Design Without a Designer?

Science has never spoken on this, since it can’t do that. But scientists have. Here are just a few examples from places I know well.

Design Principles of Regulatory Networks: Searching for the Molecular Algorithms of the Cell

Defining the Design Principles of Skin Epidermis Postnatal Growth

Quantitative Operating Principles of Yeast Metabolism during Adaptation to Heat Stress

I don’t see that as closely aligned, because I don’t assume that design requires a designer. “Appearance of design” downgrades ATP synthase to an “appearance” of something I consider obvious. I understand why people do this, and especially why naturalism leads people to do it (that infamous quote about a “divine foot in the door”) but I’m with Dan Dennett here. The biological world is overflowing with design. Calling it “apparent” just encourages the madness of attempting to find the “real” design that isn’t just “apparent” design.
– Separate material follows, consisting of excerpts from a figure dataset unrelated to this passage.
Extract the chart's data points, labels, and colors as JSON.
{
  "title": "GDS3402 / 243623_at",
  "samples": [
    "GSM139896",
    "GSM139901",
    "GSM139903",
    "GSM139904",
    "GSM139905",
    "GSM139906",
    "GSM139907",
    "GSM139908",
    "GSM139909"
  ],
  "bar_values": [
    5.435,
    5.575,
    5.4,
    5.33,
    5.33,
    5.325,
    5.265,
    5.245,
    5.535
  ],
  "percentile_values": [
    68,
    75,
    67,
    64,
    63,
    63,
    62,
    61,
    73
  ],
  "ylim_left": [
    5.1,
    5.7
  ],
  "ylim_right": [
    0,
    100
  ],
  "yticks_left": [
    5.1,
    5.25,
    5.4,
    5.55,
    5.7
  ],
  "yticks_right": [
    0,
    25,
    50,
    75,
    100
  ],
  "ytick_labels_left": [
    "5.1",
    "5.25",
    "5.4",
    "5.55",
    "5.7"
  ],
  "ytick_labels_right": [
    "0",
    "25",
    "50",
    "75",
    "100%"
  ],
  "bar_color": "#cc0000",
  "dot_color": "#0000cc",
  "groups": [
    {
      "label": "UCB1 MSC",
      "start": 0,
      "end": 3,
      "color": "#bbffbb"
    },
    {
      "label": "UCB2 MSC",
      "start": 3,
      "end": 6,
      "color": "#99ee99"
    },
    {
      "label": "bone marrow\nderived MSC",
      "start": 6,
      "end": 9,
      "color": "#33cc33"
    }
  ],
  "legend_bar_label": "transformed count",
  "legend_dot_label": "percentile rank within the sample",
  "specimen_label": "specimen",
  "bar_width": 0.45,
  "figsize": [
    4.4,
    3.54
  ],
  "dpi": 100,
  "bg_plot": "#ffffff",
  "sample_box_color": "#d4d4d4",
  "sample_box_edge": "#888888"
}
Does this give some kind of comfort to ID creationists and their propaganda machines? Maybe, but that just means that they didn’t read to the end of the sentence: “…without a designer.”

But here’s the thought experiment. Suppose I sit down at my supercomputer to predict ways to build a much better version of enzyme Z; let’s even say that my enzyme has a new substrate specificity and is orders of magnitude more stable than enzyme Z. I synthesize the gene and insert it into bacteria. Does this enzyme evince design? Or only apparent design? Is there any way to tell the difference, without knowing that I designed the new enzyme on my supercomputer? Are we going to actually say, “well I can’t tell whether this is design or apparent design until I investigate supercomputer user patterns?”